3 de diciembre de 2024 - Martes de la 1ª semana de Adviento

Isaías 11, 1-10; Lucas 10, 21-24

Homilía

El Evangelio que acabamos de leer contiene una serie de puntos de contacto con el Magnificat de la Virgen María, muy interesantes y sumamente reveladores.

Cuando Jesús da gloria a su Padre por haber revelado a los pequeños las cosas ocultas a los sabios, los pequeños de los que habla son sus discípulos. Y éstos no eran niños ingenuos. Eran hombres adultos que conocían los caminos del mundo: Mateo, el recaudador de impuestos, sabía hacer dinero; Judas, el zelote, conocía el arte de la guerra de guerrillas; Pedro, Santiago y Juan eran pescadores que sabían guiar su barca por el lago y echar la red. Lo habían dejado todo para convertirse en discípulos de Jesús. Cuando Jesús les invita - y nos invita a nosotros - a la sencillez de corazón, no nos está invitando a una actitud infantil o a un tipo de espiritualidad infantil. Nos está invitando a una forma muy exigente de pobreza de corazón. Nos invita a seguirle como discípulos y, por tanto, a abandonar todas nuestras fuentes de seguridad, y especialmente nuestra sed de poder, del mismo modo que sus discípulos lo abandonaron todo para seguirle.

La gran característica de los niños es su impotencia. Un niño puede ser, a su manera, tan inteligente, cariñoso, etc. como un adulto. Pero como aún no ha acumulado conocimientos, posesiones materiales y relaciones sociales, es impotente. En cuanto nos hacemos adultos, queremos ejercer poder y control: sobre nuestra propia vida, sobre otras personas, sobre las cosas materiales y, a veces, incluso sobre Dios. Esto es a lo que Jesús nos pide que renunciemos cuando nos pide que seamos como niños pequeños.

Un ejercicio útil de autoconocimiento podría ser examinar las diversas formas en que se expresa nuestro afán de poder en distintos aspectos de nuestra vida, y cómo defendemos ese poder. Contemplemos entonces a nuestro Señor, que no vino como un rey poderoso en su trono, sino como un niño pequeño en un pesebre.

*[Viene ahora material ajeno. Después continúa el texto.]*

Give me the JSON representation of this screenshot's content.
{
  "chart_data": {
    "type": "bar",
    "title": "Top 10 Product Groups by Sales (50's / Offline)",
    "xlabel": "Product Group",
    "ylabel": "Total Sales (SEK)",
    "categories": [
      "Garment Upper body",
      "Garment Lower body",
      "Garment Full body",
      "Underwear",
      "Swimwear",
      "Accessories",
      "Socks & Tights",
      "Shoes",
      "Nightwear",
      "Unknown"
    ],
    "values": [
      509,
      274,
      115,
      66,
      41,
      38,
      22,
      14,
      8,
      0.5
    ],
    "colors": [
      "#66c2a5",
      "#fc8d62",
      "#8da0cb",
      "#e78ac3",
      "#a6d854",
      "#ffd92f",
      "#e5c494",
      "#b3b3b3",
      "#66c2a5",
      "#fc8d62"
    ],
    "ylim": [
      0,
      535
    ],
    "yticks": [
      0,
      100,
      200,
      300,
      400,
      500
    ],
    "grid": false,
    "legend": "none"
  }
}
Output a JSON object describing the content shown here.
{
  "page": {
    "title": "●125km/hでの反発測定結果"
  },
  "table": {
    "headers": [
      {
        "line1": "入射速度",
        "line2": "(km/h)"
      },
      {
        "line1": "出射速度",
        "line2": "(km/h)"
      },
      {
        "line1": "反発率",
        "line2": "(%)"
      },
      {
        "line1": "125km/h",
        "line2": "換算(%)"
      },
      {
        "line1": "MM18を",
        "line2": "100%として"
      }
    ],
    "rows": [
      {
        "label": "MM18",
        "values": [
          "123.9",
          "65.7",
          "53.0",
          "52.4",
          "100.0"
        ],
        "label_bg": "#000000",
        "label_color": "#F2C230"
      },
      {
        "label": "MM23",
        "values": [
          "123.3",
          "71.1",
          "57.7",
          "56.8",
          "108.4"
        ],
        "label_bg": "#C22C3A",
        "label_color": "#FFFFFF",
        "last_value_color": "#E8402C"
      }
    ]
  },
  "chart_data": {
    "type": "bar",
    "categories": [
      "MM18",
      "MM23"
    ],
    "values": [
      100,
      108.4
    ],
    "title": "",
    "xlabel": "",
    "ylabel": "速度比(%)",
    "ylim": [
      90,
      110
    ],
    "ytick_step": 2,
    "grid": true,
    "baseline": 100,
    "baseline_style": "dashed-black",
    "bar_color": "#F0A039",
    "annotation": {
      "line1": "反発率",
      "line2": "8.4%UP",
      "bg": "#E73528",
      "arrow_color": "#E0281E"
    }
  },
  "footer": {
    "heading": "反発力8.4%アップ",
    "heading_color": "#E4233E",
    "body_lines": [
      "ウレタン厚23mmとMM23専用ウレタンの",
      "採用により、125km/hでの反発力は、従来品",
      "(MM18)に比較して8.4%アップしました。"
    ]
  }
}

A su luz debemos releer la primera lectura (del libro de Isaías) y ver en ella el mensaje de que Dios quiere una humanidad sin fronteras, sin guerras, sin lobos ni serpientes, sin hombres violentos. Quiere una humanidad marcada por la armonía: armonía entre los hombres y las mujeres, entre los seres humanos y su entorno; una humanidad marcada por la justicia, sin privilegios, sin pobres oprimidos, sin jueces injustos; una humanidad en la que las naciones ya no estarán separadas por las montañas y los barrancos de sus religiones, sus credos políticos, sus sistemas teológicos o filosóficos. En una palabra, la humanidad que el Papa Francisco expresa en su encíclica Laudato sì.

          La profecía de Isaías pinta un cuadro donde el niño pequeño conduce juntos al lobo y al cordero, al leopardo y al cabrito, al ternero y al león joven; donde la vaca y el oso tendrán el mismo pasto, el león comerá con el buey; y donde el niño jugará en el nido de la cobra. Sí, la historia avanza en esta dirección. Y sin embargo, los diarios nos recuerdan que la violencia y la sed de poder y dinero siguen entre nosotros. Tantos crímenes diarios nos recuerdan que no todo el mundo está aún lleno de un espíritu de amor y de paz... ¿Lo estamos?

¿Es esto una utopía? Por supuesto, como la llamada a ser perfectos como nuestro Padre celestial. Una utopía a la que vale la pena dedicar toda nuestra vida. Un ideal y una meta que sólo podemos alcanzar por un camino, el de la conversión. Y eso era lo que el Espíritu del desierto, hablando por boca de Juan, exigía a todos. La conversión radical que los fariseos y saduceos fueron incapaces de alcanzar, nosotros no podemos alcanzarla más que ellos. Necesitamos el bautismo de fuego: es decir, la acción del Espíritu, el viento ardiente del desierto, que consume todas las impurezas y contaminaciones de nuestra vida y de nuestro corazón.